Chapter 6 Density matrices

About density matrices, and how they help to solve the problem introduced by entangled states, as well as how they let us talk about mixtures and subsystems. Also a first look at the partial trace.

We cannot always assign a definite state vector to a quantum system. It may be that the system is part of a composite system that is in an entangled state, or it may be that our knowledge of the preparation of a particular system is insufficient to determine its state — for example, someone may prepare a particle in one of the states |\psi_1\rangle, |\psi_2\rangle, \ldots, |\psi_n\rangle, with (respective) probabilities p_1, p_2, \ldots, p_n, and then give it to us without telling us which state |\psi_k\rangle it’s actually in. Nevertheless, in either case we are able to make statistical predictions about the outcomes of measurements performed on the system using a more general description of quantum states.

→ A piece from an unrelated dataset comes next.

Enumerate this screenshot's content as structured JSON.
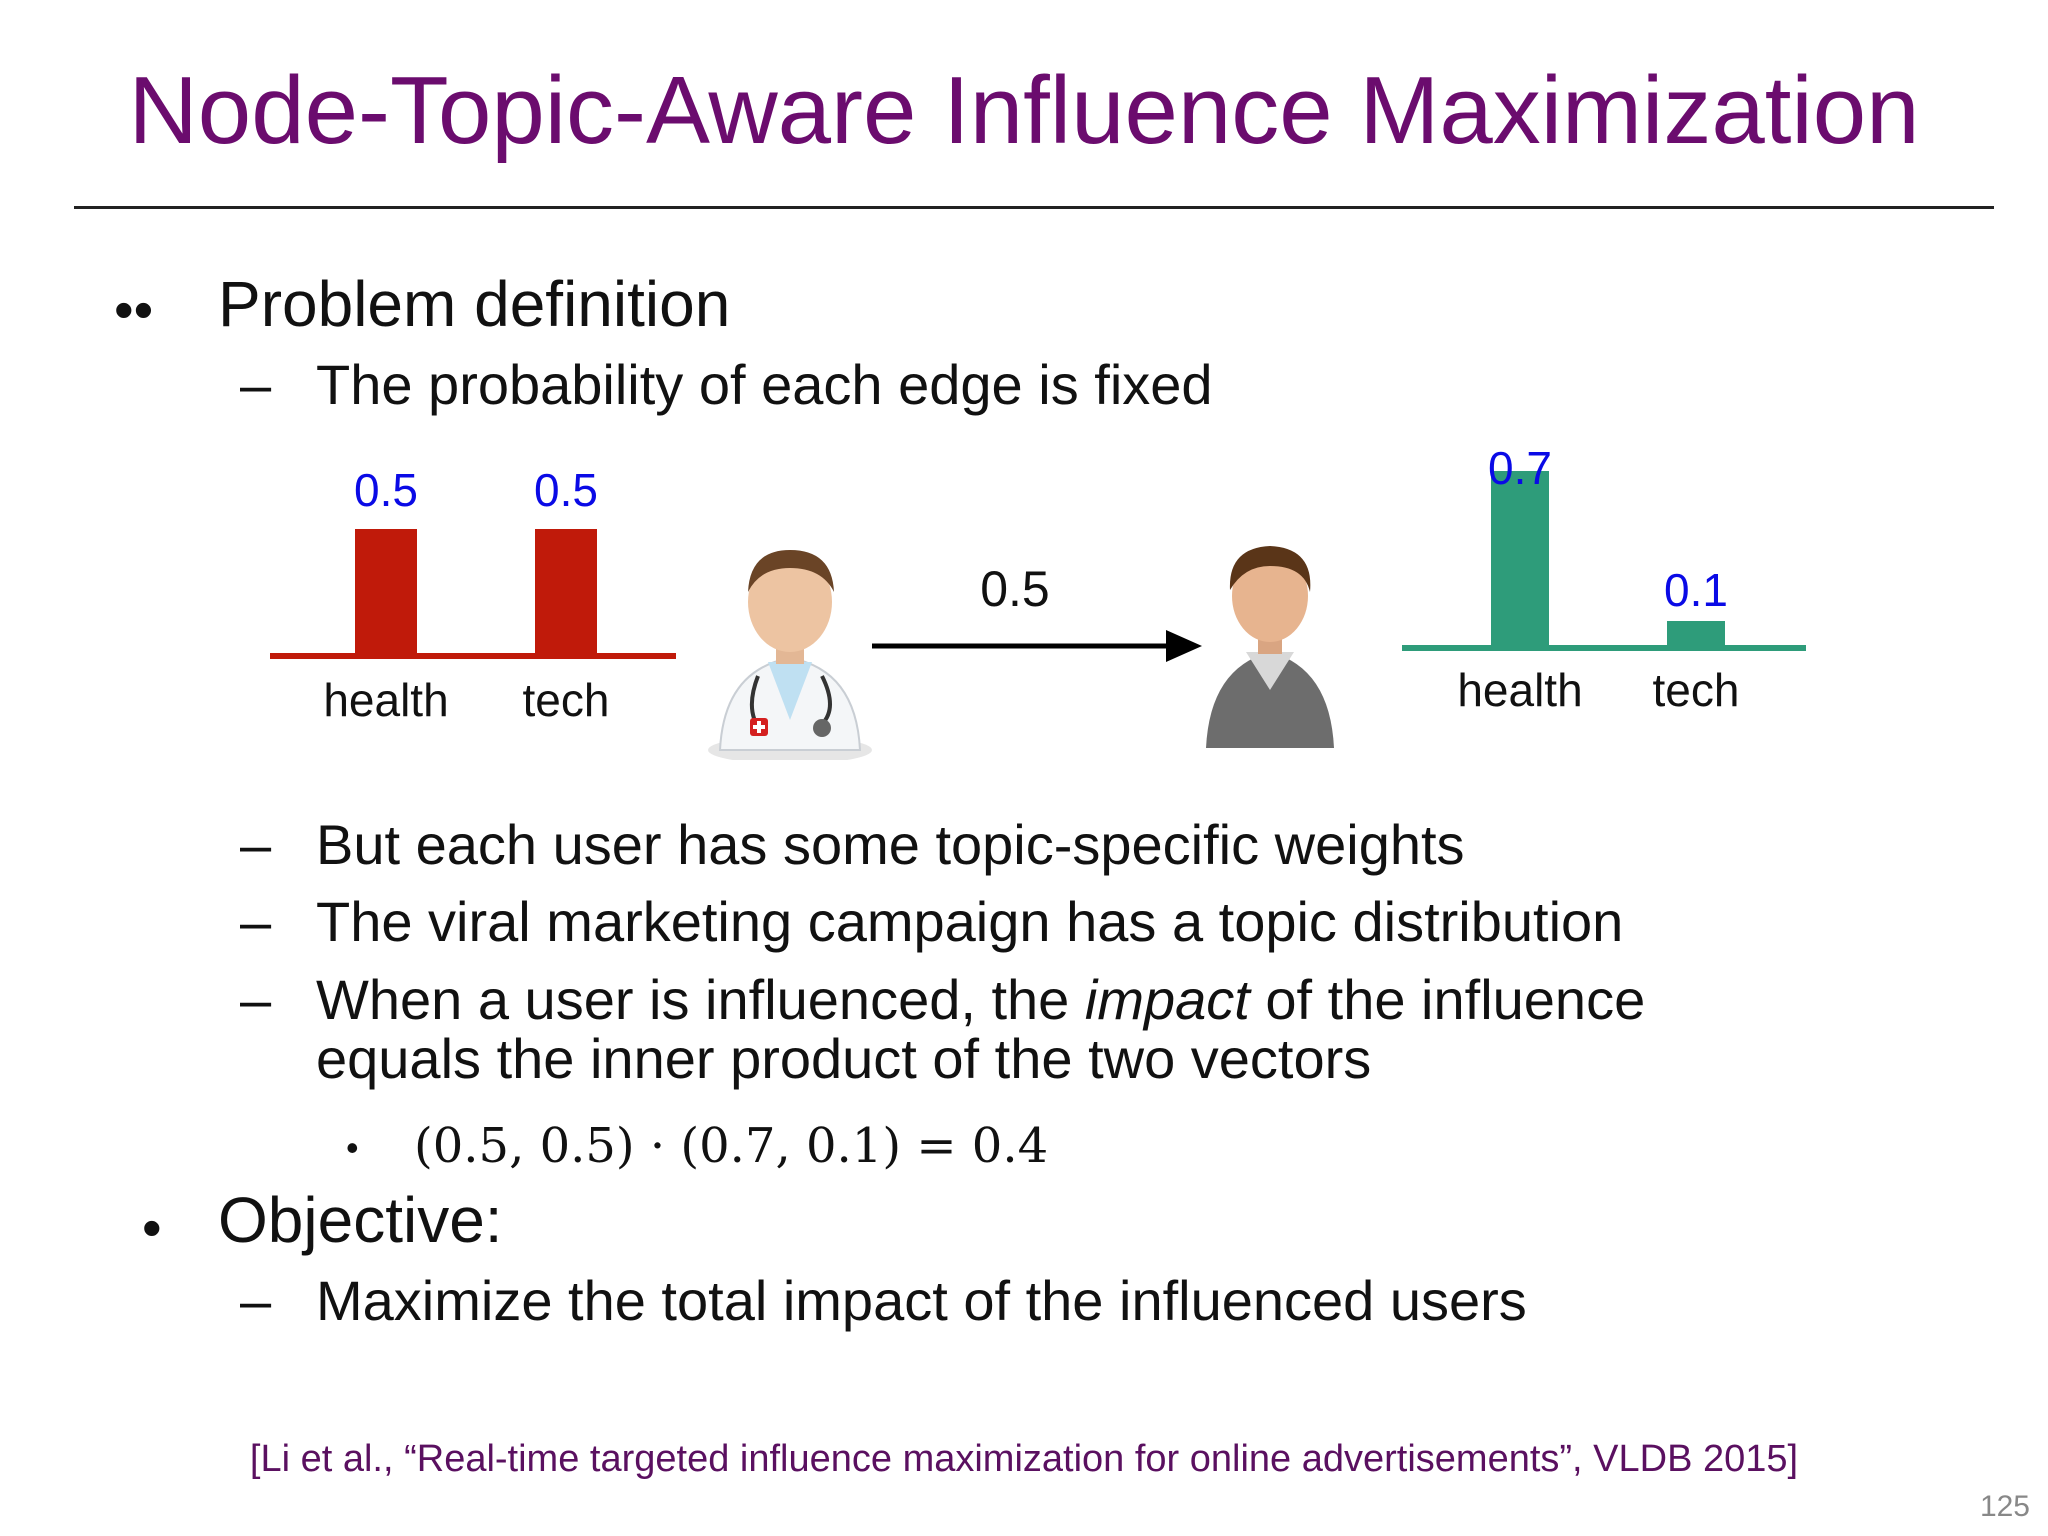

We have already mentioned that the existence of entangled states leads to an obvious question: if we cannot attribute a state vectors to an individual quantum system, then how should we describe its quantum state? In this chapter we will introduce an alternate description of quantum states that can be applied both to a composite system and to any of its subsystems. Our new mathematical tool is called a density operator.103 We will start with the density operator as a description of the mixture of quantum states, and will then discuss the partial trace, which is a unique operation that takes care of the reduction of a density operator of a composite system to density operators of its components.


  1. If we choose a particular basis, operators become matrices. Throughout this book we use both terms (density operators and density matrices) pretty interchangeably.↩︎